For  n\,\! realizations,y_i \,\! , from a Weibull distribution, a value x_i \,\! is observed if x_i\leq y_i \,\!

There are two situations:

Exactly specified observations, when x_i=y_i \,\!

Right-censored observations, known by a lower bound, when x_i<y_i \,\!

The probability density function of Weibull distribution, and hence the contribution of an exactly specified observation to the likelihood, given by:

f(x:\theta ,c,\sigma )=\frac c\sigma (\frac{x-\theta }\sigma )^{c-1}\exp (-(\frac{x-\theta }\sigma )^c),x>\theta ,\;for\;c,\sigma >0 \,\!

While the survival function of Weibull distribution, and hence the contribution of a right-censored observation to the likelihood, is given by:

S(x;c,\sigma )=\exp (-(\frac{x-\theta }\sigma )^c),x>\theta ,\;for\;c,\sigma >0 \,\!

Where \theta\,\! intercept parameter which also be called threshold parameter, c \,\! is Weibull shape parameter and  \sigma \,\! is Weibull scale parameter.
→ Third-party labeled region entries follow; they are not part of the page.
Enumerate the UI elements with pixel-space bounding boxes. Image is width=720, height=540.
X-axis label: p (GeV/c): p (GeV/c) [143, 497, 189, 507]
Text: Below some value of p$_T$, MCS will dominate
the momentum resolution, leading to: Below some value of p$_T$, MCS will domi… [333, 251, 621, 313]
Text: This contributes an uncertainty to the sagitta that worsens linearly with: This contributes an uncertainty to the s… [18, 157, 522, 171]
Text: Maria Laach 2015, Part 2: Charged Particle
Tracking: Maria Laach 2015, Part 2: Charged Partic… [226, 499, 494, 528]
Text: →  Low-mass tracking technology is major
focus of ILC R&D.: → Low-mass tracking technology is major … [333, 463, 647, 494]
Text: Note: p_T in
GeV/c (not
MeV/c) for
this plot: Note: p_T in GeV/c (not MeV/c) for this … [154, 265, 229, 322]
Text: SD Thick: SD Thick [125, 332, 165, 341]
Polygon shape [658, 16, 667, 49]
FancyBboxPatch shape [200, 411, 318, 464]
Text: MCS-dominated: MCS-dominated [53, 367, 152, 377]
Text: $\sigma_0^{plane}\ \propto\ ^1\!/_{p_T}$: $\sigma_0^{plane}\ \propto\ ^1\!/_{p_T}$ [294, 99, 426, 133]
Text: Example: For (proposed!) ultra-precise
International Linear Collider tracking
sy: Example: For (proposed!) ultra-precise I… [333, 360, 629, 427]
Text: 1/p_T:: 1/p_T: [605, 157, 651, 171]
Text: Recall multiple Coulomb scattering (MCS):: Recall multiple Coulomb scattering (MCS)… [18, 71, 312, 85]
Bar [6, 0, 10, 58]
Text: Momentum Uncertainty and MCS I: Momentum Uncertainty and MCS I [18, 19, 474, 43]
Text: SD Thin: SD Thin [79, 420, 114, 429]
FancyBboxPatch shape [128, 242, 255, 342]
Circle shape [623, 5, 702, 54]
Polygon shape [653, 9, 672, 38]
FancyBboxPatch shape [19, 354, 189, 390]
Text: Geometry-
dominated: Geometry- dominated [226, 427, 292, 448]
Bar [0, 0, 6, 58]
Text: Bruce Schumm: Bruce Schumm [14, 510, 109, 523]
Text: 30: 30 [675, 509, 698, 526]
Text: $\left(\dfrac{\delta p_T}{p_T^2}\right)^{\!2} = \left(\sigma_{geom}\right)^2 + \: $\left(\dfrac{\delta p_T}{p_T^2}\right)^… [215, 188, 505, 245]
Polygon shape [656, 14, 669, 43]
If d\,\! of the  n\,\! observations are exactly specified and indicated by i\in D \,\!. And the remaining (n-d) \,\! observations are right-censored. Then the likelihood function, Like(c,\sigma) \,\! is given by:

Like(c,\sigma )=(\frac c\sigma )^d(\coprod_{i\in D}(\frac{x_i-\theta }\sigma )^{c-1})\exp (-\sum_{i=1}^n(\frac{x_i-\theta }\sigma )^c) \,\!

The kernel likelihood function is given:

L(c,\sigma )=d\log (\frac c\sigma )+(c-1)\sum_{i\in D}\log (\frac{x_i-\theta }\sigma )-\sum_{i=1}^n(\frac{x_i-\theta }\sigma )^c \,\!
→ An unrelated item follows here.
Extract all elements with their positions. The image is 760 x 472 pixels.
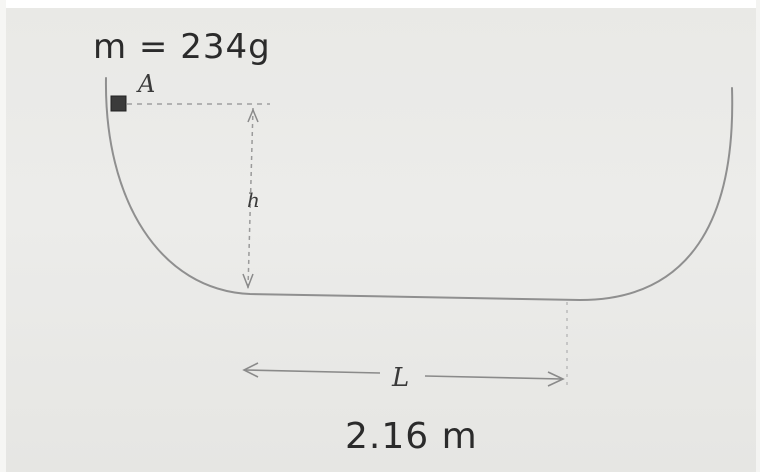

If the derivatives \frac{\partial L}{\partial c} \,\!,\frac{\partial L}{\partial \sigma } \,\!,\frac{\partial ^2L}{\partial c^2} \,\!,\frac{\partial ^2L}{\partial \sigma \partial c} \,\!, \frac{\partial ^2L}{\partial \sigma ^2} \,\! are denoted by L_1 \,\!,L_2 \,\! ,L_{11} \,\! ,L_{12} \,\! ,L_{22} \,\! respectively, then the maximum likelihood estimates, \widehat{c} \,\! and \widehat{\sigma } \,\!, are the solutions to the equations: L_1(\widehat{c},\widehat{\sigma })=0 \,\! and L_2(\widehat{c},\widehat{\sigma })=0 \,\!
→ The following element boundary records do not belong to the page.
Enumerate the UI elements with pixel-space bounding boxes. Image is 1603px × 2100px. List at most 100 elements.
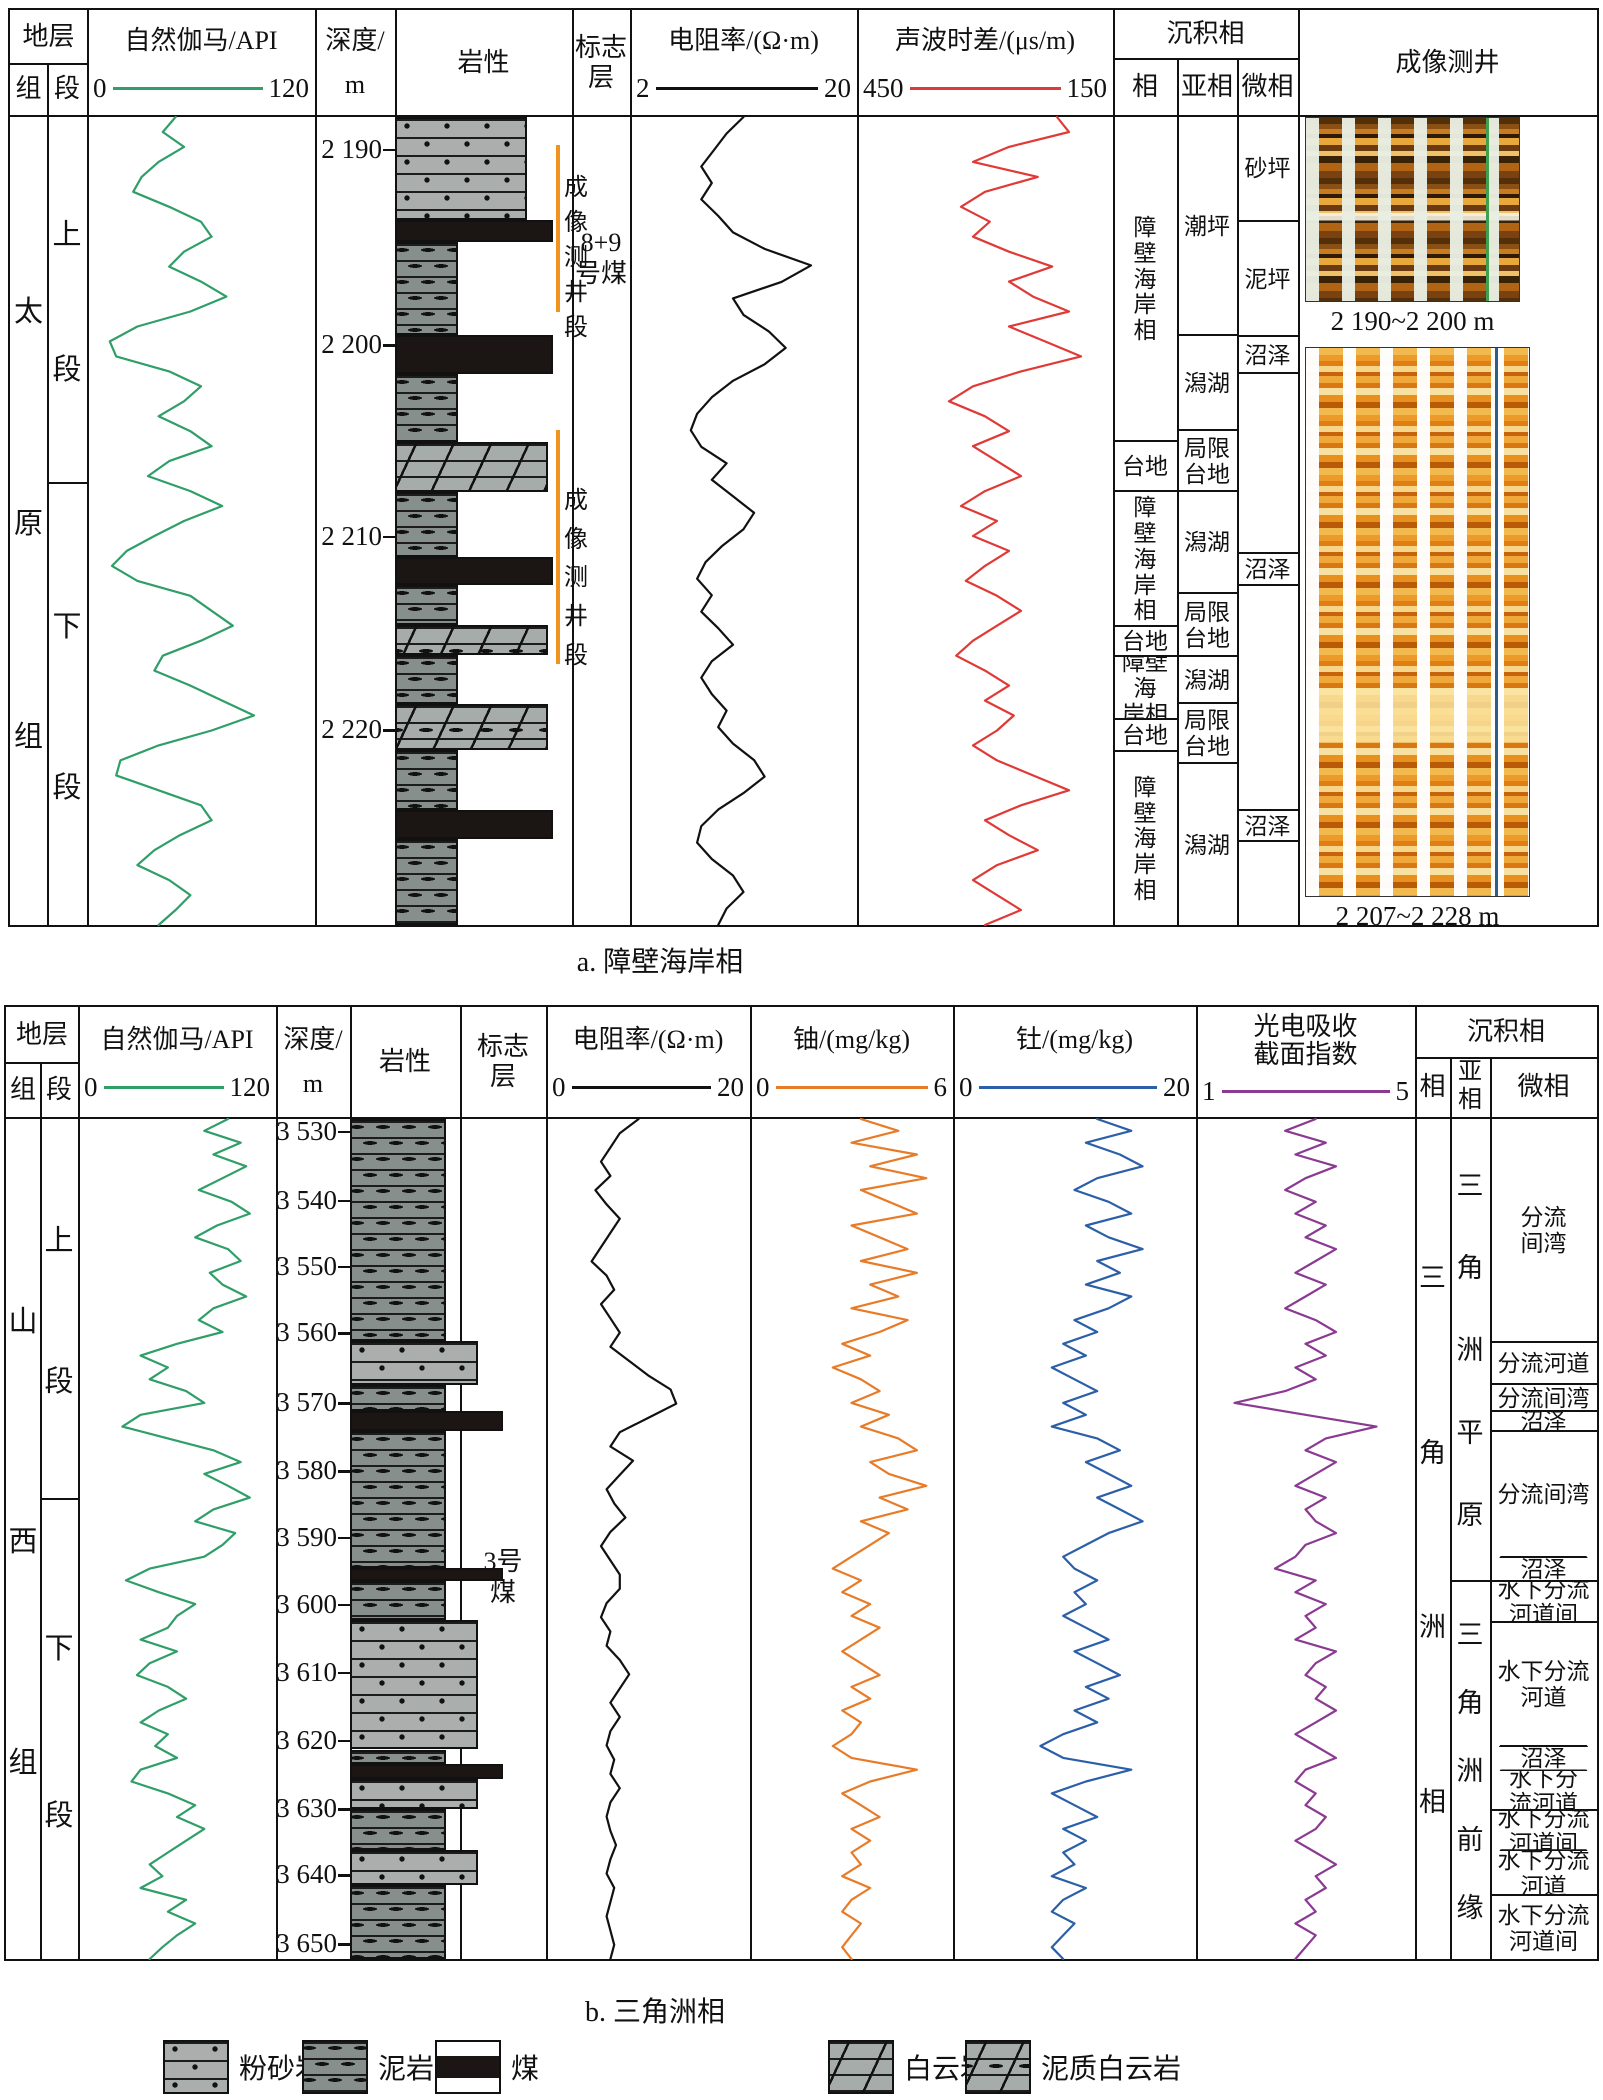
facies-cell: 沼泽 [1237,808,1298,843]
imaging-interval-char: 像 [564,526,588,553]
member-char: 段 [44,1800,74,1833]
member-char: 段 [52,354,82,387]
gamma-title: 自然伽马/API [100,1025,254,1055]
facies-label: 相 [1133,318,1157,344]
facies-cell: 障壁海岸相 [1113,117,1177,442]
depth-tick [338,1265,350,1269]
member-cell: 下段 [47,481,87,925]
depth-label: 2 190 [321,133,382,164]
depth-label: 3 580 [276,1455,337,1486]
sonic-min: 450 [863,72,904,103]
uranium-scale: 0 6 [750,1065,953,1109]
formation-char: 组 [13,720,43,753]
imaging-interval-char: 段 [564,642,588,669]
facies-label: 三 [1456,1619,1484,1650]
lith-layer-mudstone [395,241,458,335]
microfacies-column: 砂坪 泥坪 沼泽 沼泽 沼泽 [1237,117,1298,925]
facies-label: 水下分流 [1497,1849,1590,1873]
facies-label: 河道间 [1509,1602,1578,1623]
divider [47,63,49,925]
facies-label: 沼泽 [1520,1746,1567,1772]
depth-title: 深度/ [283,1025,343,1055]
duan-header: 段 [53,74,80,104]
divider [40,1062,42,1959]
imaging-interval-char: 测 [564,565,588,592]
lithology-column [350,1119,503,1959]
strata-header: 地层 [22,21,75,51]
pe-title-line1: 光电吸收 [1253,1012,1358,1042]
depth-label: 2 210 [321,520,382,551]
facies-label: 潟湖 [1184,370,1230,396]
lith-layer-argdolomite [395,704,548,750]
zu-header: 组 [9,1074,36,1104]
lith-layer-mudstone [395,584,458,625]
facies-label: 台地 [1122,454,1168,480]
facies-cell: 台地 [1113,718,1177,752]
formation-char: 山 [8,1305,38,1338]
facies-label: 岸 [1133,572,1157,598]
gamma-curve [78,1117,276,1961]
marker-title: 标志 层 [476,1032,529,1091]
facies-cell: 分流间湾 [1490,1119,1597,1343]
facies-label: 相 [1419,1786,1446,1817]
facies-label: 缘 [1456,1892,1484,1923]
lith-layer-mudstone [350,1119,446,1342]
formation-char: 太 [13,295,43,328]
facies-cell: 潟湖 [1177,761,1237,927]
facies-label: 相 [1133,877,1157,903]
member-column: 上段下段 [40,1119,78,1959]
depth-tick [383,148,395,152]
facies-cell: 沼泽 [1237,335,1298,374]
facies-column: 三角洲相 [1415,1119,1450,1959]
legend-swatch-siltstone [163,2040,229,2094]
lith-layer-coal [395,334,553,374]
facies-label: 障 [1133,495,1157,521]
facies-cell: 水下分流河道 [1490,1620,1597,1747]
facies-label: 洲 [1456,1756,1484,1787]
facies-label: 海 [1133,826,1157,852]
depth-tick [338,1402,350,1405]
resistivity-max: 20 [824,72,851,103]
facies-col-header: 相 [1131,71,1158,101]
imaging-interval-char: 段 [564,315,588,342]
panel-b-delta: 地层 组 段 自然伽马/API 0 120 深度/ m 岩性 标志 层 电阻率/… [4,1005,1599,1961]
facies-label: 沼泽 [1244,342,1291,368]
facies-label: 台地 [1122,723,1168,749]
depth-label: 3 600 [276,1588,337,1619]
divider [87,10,89,925]
facies-label: 局限 [1184,435,1230,461]
formation-char: 西 [8,1526,38,1558]
lith-layer-mudstone [395,491,458,558]
facies-cell: 沼泽 [1490,1556,1597,1582]
uranium-min: 0 [756,1071,770,1102]
divider [10,63,87,65]
facies-label: 河道间 [1509,1831,1578,1852]
facies-cell: 沼泽 [1490,1745,1597,1772]
depth-unit: m [344,70,366,100]
depth-unit: m [302,1069,324,1099]
depth-tick [338,1332,350,1335]
lith-layer-coal [350,1764,503,1780]
facies-label: 障壁海 [1122,655,1168,701]
facies-label: 台地 [1184,625,1230,651]
member-char: 下 [44,1633,74,1666]
log-curve [121,1117,251,1961]
facies-label: 分流间湾 [1497,1385,1590,1411]
thorium-title: 钍/(mg/kg) [1016,1025,1133,1055]
facies-label: 沼泽 [1244,813,1291,839]
lith-layer-mudstone [395,839,458,925]
pe-title-line2: 截面指数 [1253,1040,1358,1070]
log-curve [108,115,256,927]
divider [1196,1007,1198,1959]
sonic-scale: 450 150 [857,66,1113,110]
facies-label: 岸 [1133,292,1157,318]
facies-cell: 水下分流 河道间 [1490,1809,1597,1851]
marker-bed-label: 3号煤 [460,1546,546,1608]
log-curve [689,115,813,927]
sonic-title: 声波时差/(μs/m) [894,26,1076,56]
facies-title: 沉积相 [1466,1017,1545,1047]
sonic-max: 150 [1066,72,1108,103]
depth-label: 3 560 [276,1317,337,1348]
member-cell: 下段 [40,1498,78,1959]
Estimates of the asymptotic standard errors of \widehat{c} \,\!and \widehat{\sigma } \,\! are given by:

se(\widehat{c})=\sqrt{\frac{-L_{22}}{L_{11}L_{22}-L_{12}^2}}  \,\! and se(\widehat{\sigma })=\sqrt{\frac{-L_{11}}{L_{11}L_{22}-L_{12}^2}} \,\!

An estimate correlation coefficient of \widehat{c}\,\! and \widehat{\sigma }  \,\! is given by:\frac{L_{12}}{\sqrt{L_{11}L_{22}}} \,\!